Missing the Gorilla in the Data
Imagine you’re watching a basketball game. The opposing team is wearing white uniforms and the home team is wearing black uniforms. The opposing team is moving the ball around, passing back and forth around the half court.
Now, imagine in the middle of this action a gorilla walks onto the court, thumps her chest, and then ambles out of view.
You’d definitely notice that, right?
Your answer is probably an emphatic “yes,” but should more likely be “maybe.”
Harvard psychologists tested this same scenario in a famous experiment. They asked subjects to watch a basketball game in which one team played in white shirts and the other wore black shirts. The psychologists instructed subjects to press a button whenever a player in white successfully passed the ball. When a woman in a gorilla suit walked into the view of the camera, thumped her chest, then walked off, half of the subjects didn’t even notice.
The phenomenon is referred to as inattentional blindness, which refers to the failure to notice unexpected events when concentrating on something else. It’s cited as the reason for why texting and driving should be banned or why we miss lower prices when shopping at a grocery store.
It may also explain why large enterprises every day fail to see important patterns and insights in their data.
Inattentional Blindness in Data Analysis
Understanding how we miss valuable insights requires an examination of the way most data analysis is performed in large organizations.
Typically, analysis begins with an hypothesis: Someone, maybe a business lead or an analyst, has an idea about some event or attribute impacting the business. That person will then attempt to test the hypothesis by working with internal teams -- depending on time and available resources -- to gather, join and clean up data for analysis.
The problem with this traditional approach, beyond the issues of the time and expense required, is that it limits the patterns that could be impacting the business to those that would prove or disprove a single hypothesis.
As an example, let’s say a major retailer forms the hypothesis that a line of clothing is experiencing a drop in sales due to seasonality. The method for testing this would be by looking at sales data by month, looking for presumed changes to consumption corresponding to a general change in the weather.
But what would this actually tell us? That some products sell better in the winter than in the summer. Besides changing up the product mix, there’s not a lot of optionality provided by the analysis. And worst yet, the narrow hypothesis may have blinded us to the gorillas in the data -- the unrecognized patterns that have a simple, direct impact on sales.
This is because we’re focused on analysis for the sake of proving out a theory, not analysis for the purpose of generating theories.
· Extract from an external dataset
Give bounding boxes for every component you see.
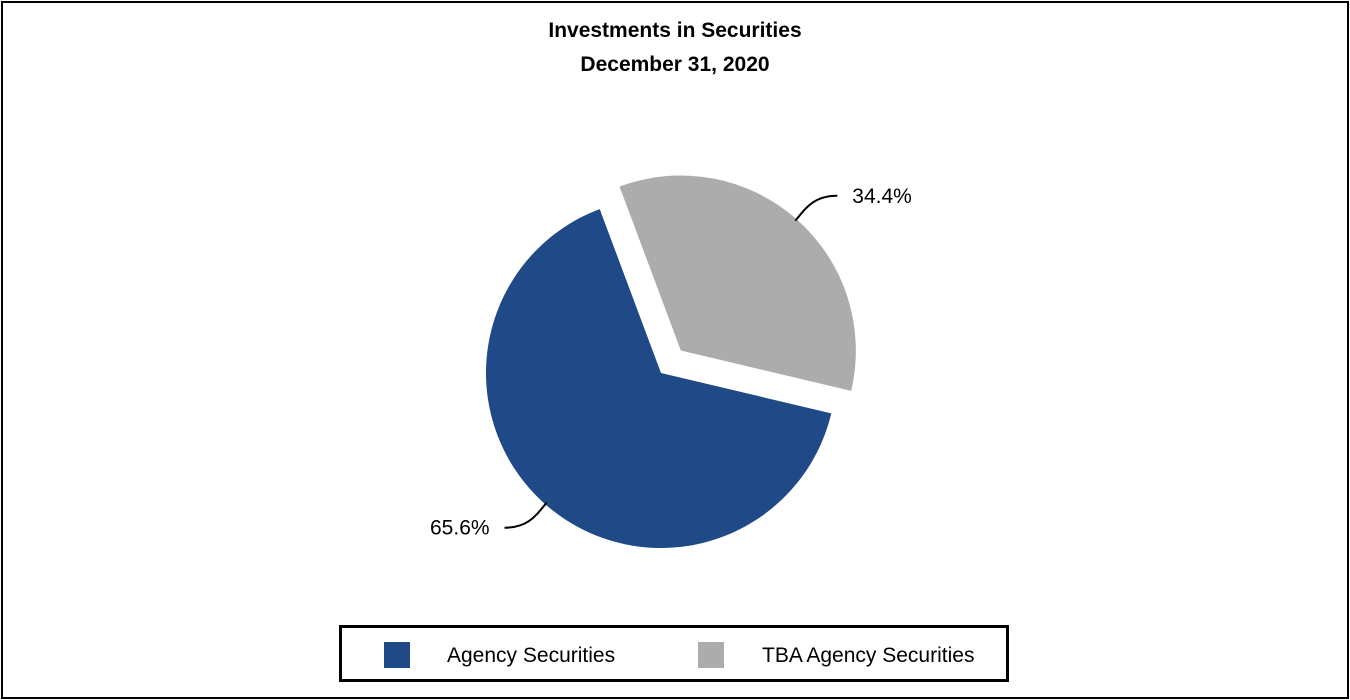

Returning to the sales example, some of the patterns that could be missed might include:
- A steady or uptick in sales in particular regions even as the clothing line’s total sales sag
- A significant attachment rate for the clothing line among customers purchasing another product with overall increasing sales
- A markdown of the clothing line led to increased sales among loyal customers with lower average spend per shopping session
- A rise in third-party online sales for the clothing during the same period
Each of these is far more actionable than the general hypothesis. Starting with a hypothesis blinds us to the impactful patterns seemingly buried in the data, but more likely staring us in the face.
Removing the Blinders
In life, the methods to avoid inattentional blindness are fairly straightforward (i.e. don’t text and drive). But in business, it involves a different way of approaching data analysis. Namely, starting with the analysis of the data, and then forming an hypothesis.
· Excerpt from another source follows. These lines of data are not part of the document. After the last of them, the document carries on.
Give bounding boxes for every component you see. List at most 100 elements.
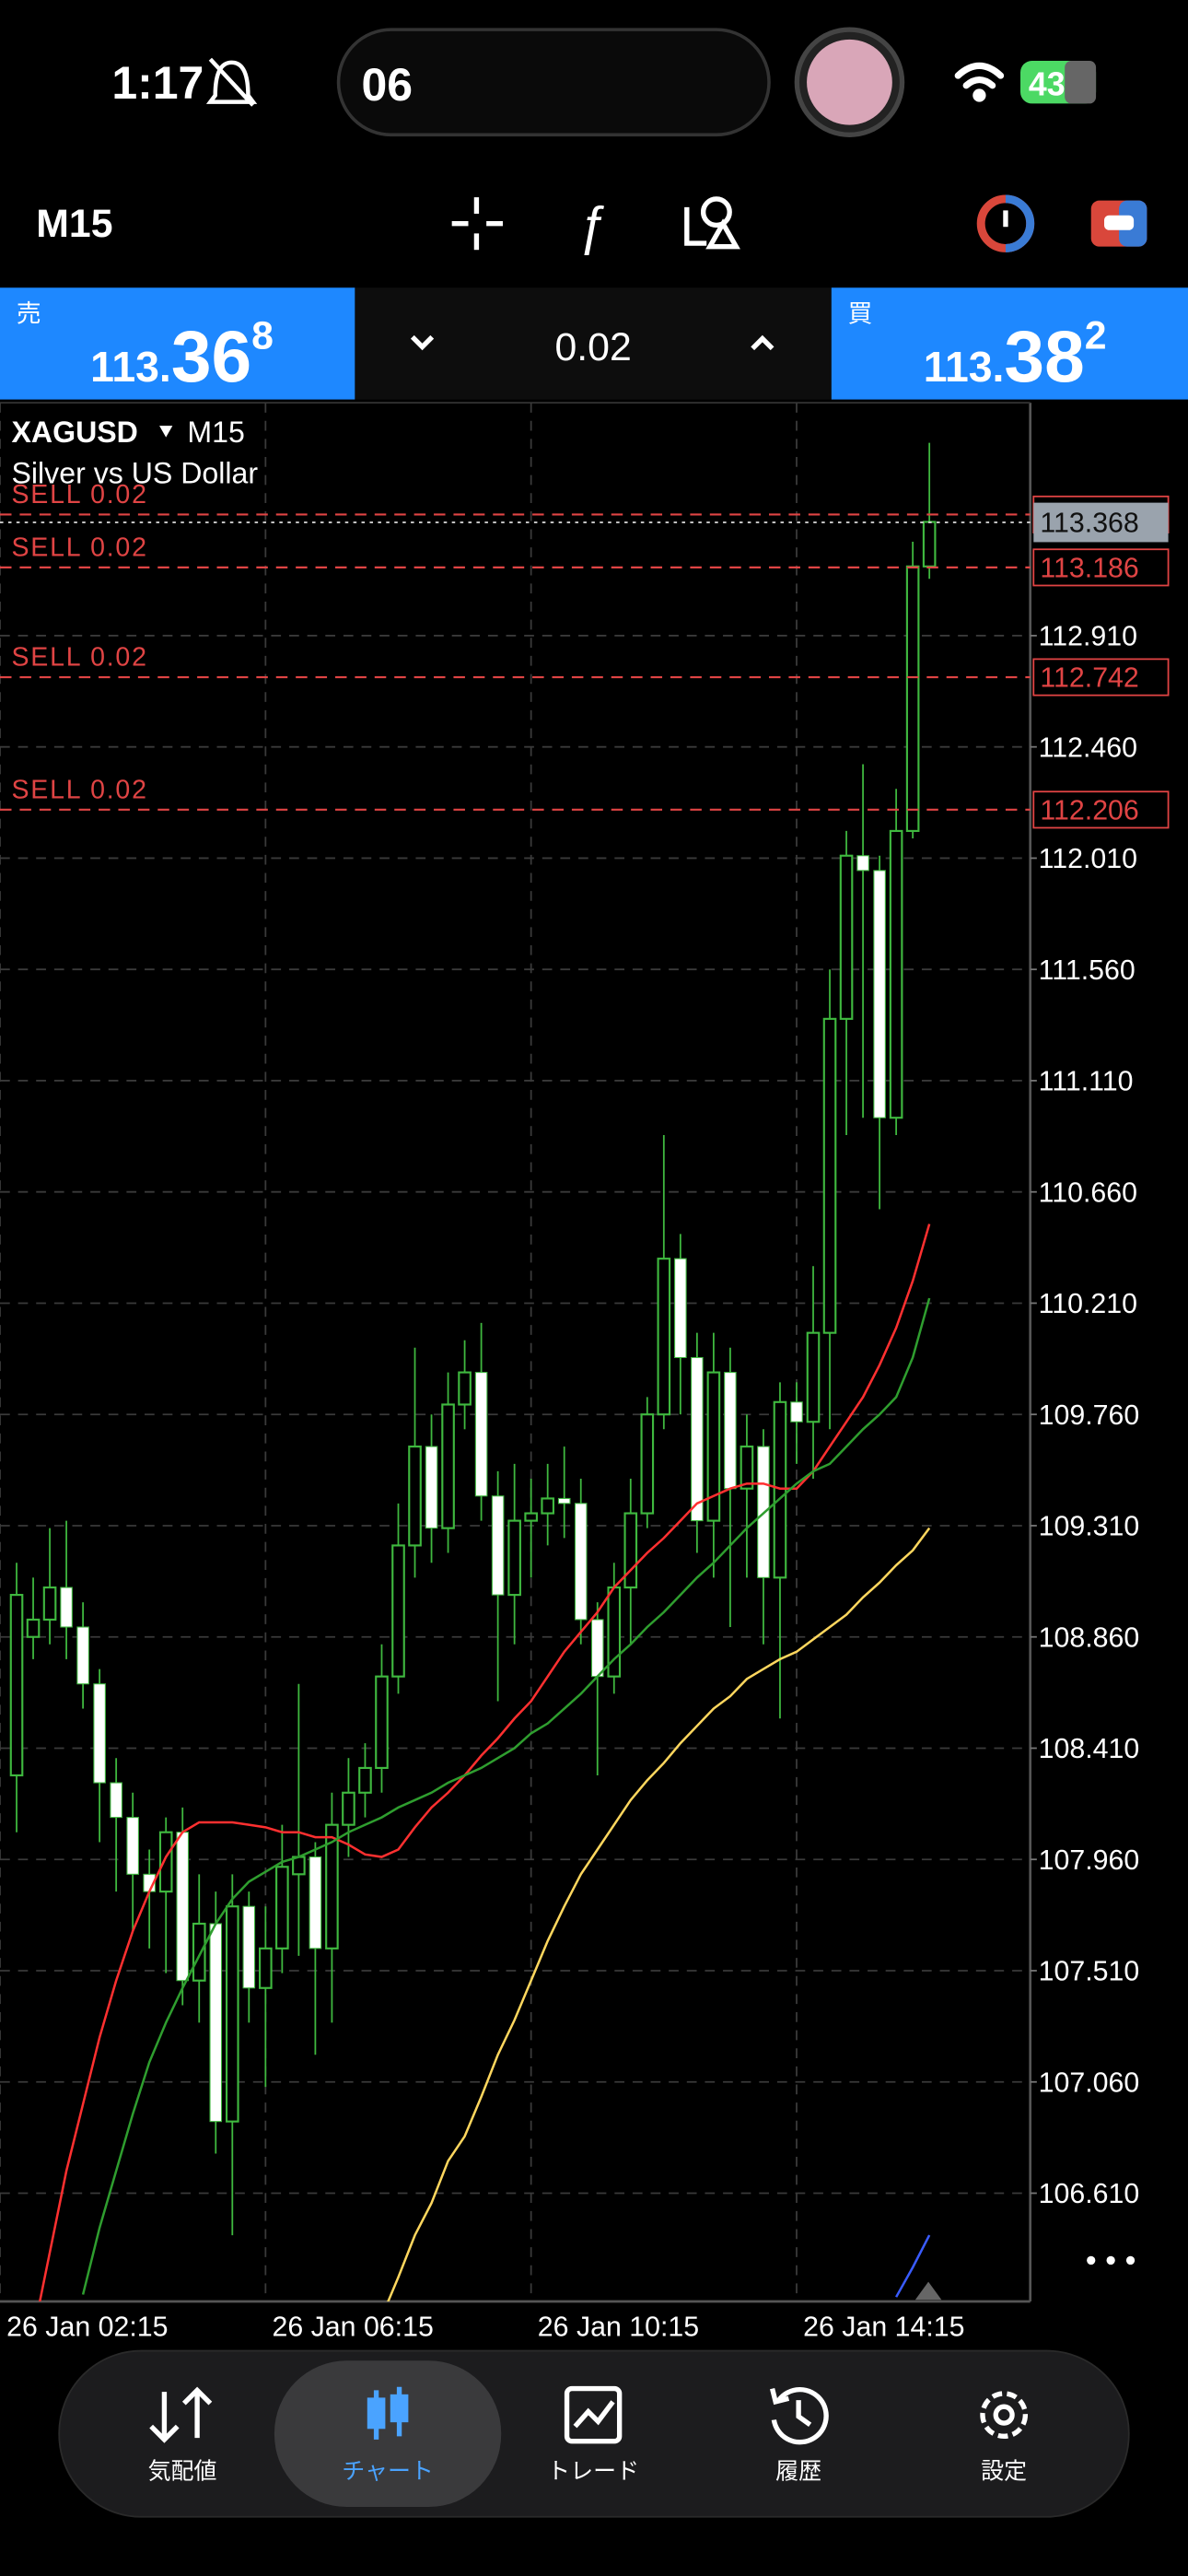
candle-body [93,1683,106,1784]
candle-body [126,1817,139,1875]
y-tick-label: 112.460 [1039,732,1137,763]
candle-body [425,1446,438,1529]
clock: 1:17 [111,57,204,109]
candle-body [806,1331,821,1423]
candle-body [225,1905,239,2123]
wifi-icon [954,62,1005,102]
settings-icon[interactable] [980,2391,1029,2440]
indicator-line [38,1224,931,2302]
y-tick-label: 110.660 [1039,1177,1137,1208]
indicator-line [895,2234,931,2298]
indicator-line [387,1527,931,2302]
candle-body [176,1832,190,1982]
candle-body [375,1675,389,1770]
sell-price-part: 113. [90,343,171,391]
tab-label[interactable]: 気配値 [148,2459,217,2485]
current-price: 113.368 [1040,509,1138,539]
candle-body [292,1856,306,1876]
order-label: SELL 0.02 [11,643,147,673]
candle-body [358,1766,372,1794]
symbol[interactable]: XAGUSD [11,416,137,449]
grid: 112.910 112.460 112.010 111.560 111.110 110.6… [0,403,1139,2342]
candle-body [574,1503,588,1621]
candle-body [740,1446,754,1490]
candle-body [773,1400,787,1579]
symbol-description: Silver vs US Dollar [11,457,258,490]
buy-price-part: 113. [924,343,1005,391]
buy-price-part: 2 [1085,313,1107,357]
candle-body [691,1356,704,1522]
tab-label[interactable]: トレード [547,2459,639,2485]
order-label: SELL 0.02 [11,533,147,562]
candle-body [674,1258,687,1359]
more-button[interactable] [1087,2255,1136,2266]
buy-button[interactable] [831,287,1188,400]
buy-label: 買 [848,300,873,328]
y-tick-label: 107.060 [1039,2067,1140,2098]
chart-timeframe: M15 [187,416,244,449]
candle-body [209,1923,223,2123]
candle-body [491,1495,505,1596]
candle-body [458,1371,472,1406]
candle-body [158,1831,173,1893]
scroll-marker [914,2281,942,2301]
sell-button[interactable] [0,287,355,400]
y-tick-label: 108.860 [1039,1622,1140,1653]
y-tick-label: 112.910 [1039,622,1137,652]
sell-price: 113.368 [90,313,274,397]
chart-icon[interactable] [367,2386,409,2440]
timeframe-button[interactable]: M15 [36,202,112,246]
candle-body [342,1791,355,1826]
tab-bar [58,2349,1130,2518]
y-tick-label: 111.110 [1039,1067,1134,1097]
y-tick-label: 110.210 [1039,1289,1137,1319]
candle-body [60,1587,73,1628]
indicators-button[interactable]: ƒ [577,196,606,255]
candle-body [922,521,937,568]
tab-label[interactable]: チャート [342,2459,434,2485]
history-icon[interactable] [769,2386,829,2445]
candle-body [325,1823,339,1950]
trade-button[interactable] [1090,200,1147,247]
candle-body [905,565,920,832]
dynamic-island[interactable] [336,28,771,137]
volume-up[interactable] [751,334,775,351]
candle-body [507,1519,521,1597]
candle-body [26,1618,41,1638]
candle-body [110,1782,122,1819]
crosshair-button[interactable] [451,197,503,251]
sell-price-part: 36 [171,316,251,397]
battery-empty [1065,61,1097,104]
sell-label: 売 [17,300,41,328]
objects-button[interactable] [684,196,740,250]
y-tick-label: 107.510 [1039,1957,1140,1987]
order-price: 112.742 [1040,663,1138,694]
candle-body [309,1856,322,1950]
order-label: SELL 0.02 [11,480,147,509]
tab-label[interactable]: 履歴 [775,2459,821,2485]
trade-icon[interactable] [564,2385,623,2444]
one-click-button[interactable] [976,194,1035,252]
current-price-box [1033,502,1169,543]
x-tick-label: 26 Jan 06:15 [272,2312,433,2342]
symbol-dropdown[interactable] [159,426,173,438]
volume-down[interactable] [410,334,435,351]
candle-body [590,1619,604,1678]
candle-body [192,1922,206,1982]
y-tick-label: 112.010 [1039,844,1137,874]
candle-body [441,1403,455,1529]
mute-icon [205,57,258,107]
tab-label[interactable]: 設定 [981,2459,1027,2485]
candle-body [242,1905,256,1989]
candle-body [706,1371,721,1522]
volume[interactable]: 0.02 [554,325,631,369]
quotes-icon[interactable] [149,2386,213,2443]
candle-body [873,870,886,1118]
sell-price-part: 8 [251,313,274,357]
volume-panel [355,287,832,400]
y-tick-label: 111.560 [1039,955,1136,986]
plot-area [9,442,937,2302]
Unlike supervised machine learning methods, unsupervised learning empowers the ability to start with analysis first and then form hypotheses based on that analysis. Running an analysis of both structured and unstructured data across all data sources, the business can identify the patterns and rank them based on impact to a KPI (i.e. increased sales, customer churn, employee retention, fraud risk, etc.). These patterns form the insights both an analyst and business lead can act on. (And more often than not, the insight is startlingly simple.)
Unsupervised learning mitigates inattentional blindness. Instead of sharply focusing on a single hypothesis, the business is exposed to lots of possible patterns impacting the underlying concern. Rather than trying to describe an entire landscape while staring at a single blade of grass, the analyst can view the entire vista then choose where to focus.
Inattentional blindness is not a human vice. It’s simply a limitation of cognitive ability when people are employing their superior skills to focus. At its best, AI allows people to augment their focus skills with unparalleled pattern recognition. It ensures we can see all the gorillas in our midst.